Case Study

schoolbored.ai – AI tools for students

An AI‑powered web app that helps students turn messy notes and deadlines into organised, actionable study plans.

Design engineeringProduct designNext.js / TypeScriptOpenAI

Role

Solo design engineer – responsible for product definition, UX, UI, and implementation.

Timeline

2024 – ongoing, nights and weekends.

Stack

Next.js (App Router), TypeScript, Tailwind, OpenAI APIs, Vercel.

Problem & context

University students juggle lectures, readings, assignments, and part‑time work. Most tools either feel too generic (plain note‑taking) or too rigid (full task managers) for the messy reality of student life.

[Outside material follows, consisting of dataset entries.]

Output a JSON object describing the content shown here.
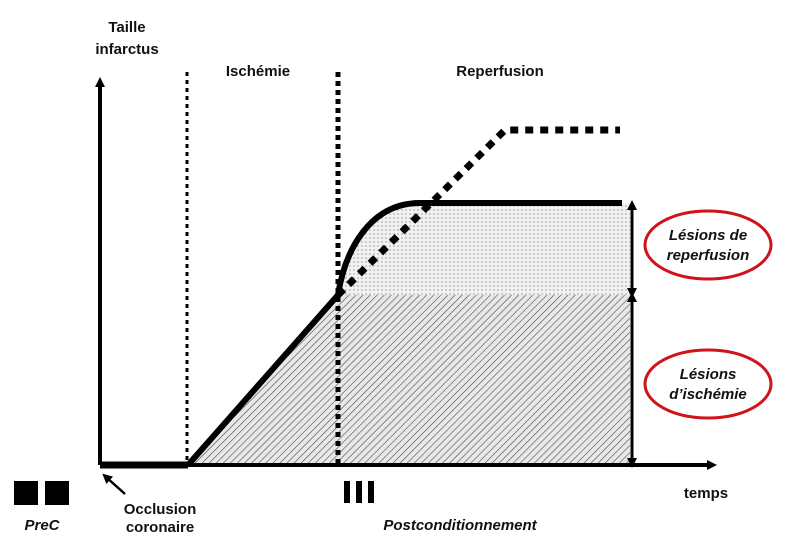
{
  "y_axis_label": [
    "Taille",
    "infarctus"
  ],
  "phases": [
    "Ischémie",
    "Reperfusion"
  ],
  "x_axis_label": "temps",
  "occlusion_label": [
    "Occlusion",
    "coronaire"
  ],
  "prec_label": "PreC",
  "postc_label": "Postconditionnement",
  "lesions": [
    [
      "Lésions de",
      "reperfusion"
    ],
    [
      "Lésions",
      "d’ischémie"
    ]
  ]
}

I wanted to see if AI could bridge that gap by turning unstructured inputs into concrete study plans.

Approach

Product & UX

  • Interviewed students to map how they currently track deadlines and revision.
  • Prototyped flows in Figma to keep input as low‑friction as possible (paste notes, upload info, type prompts).
  • Focused the initial release around a small number of high‑value jobs: summarising notes, generating practice questions, and creating revision schedules.

Engineering

  • Built the app with Next.js and TypeScript for fast iteration and good defaults.
  • Wrapped AI calls in a small utilities layer to make prompts testable and to handle rate limiting and failures gracefully.
  • Used streaming responses for longer generations so the UI stays responsive and students see progress immediately.

Technical highlights

  • Modular prompt builders that can be reused across different tools inside the app.
  • Client‑side state separated from server‑side AI calls, making it easier to test UI states without hitting the API.
  • Thoughtful empty/loading/error states so failures degrade gracefully instead of blocking students from working.

Outcomes

Early testers have used schoolbored.ai to generate revision plans and practice questions across multiple modules. The project is still evolving, but it already serves as a concrete example of how I approach product definition, UX, and implementation as a design engineer.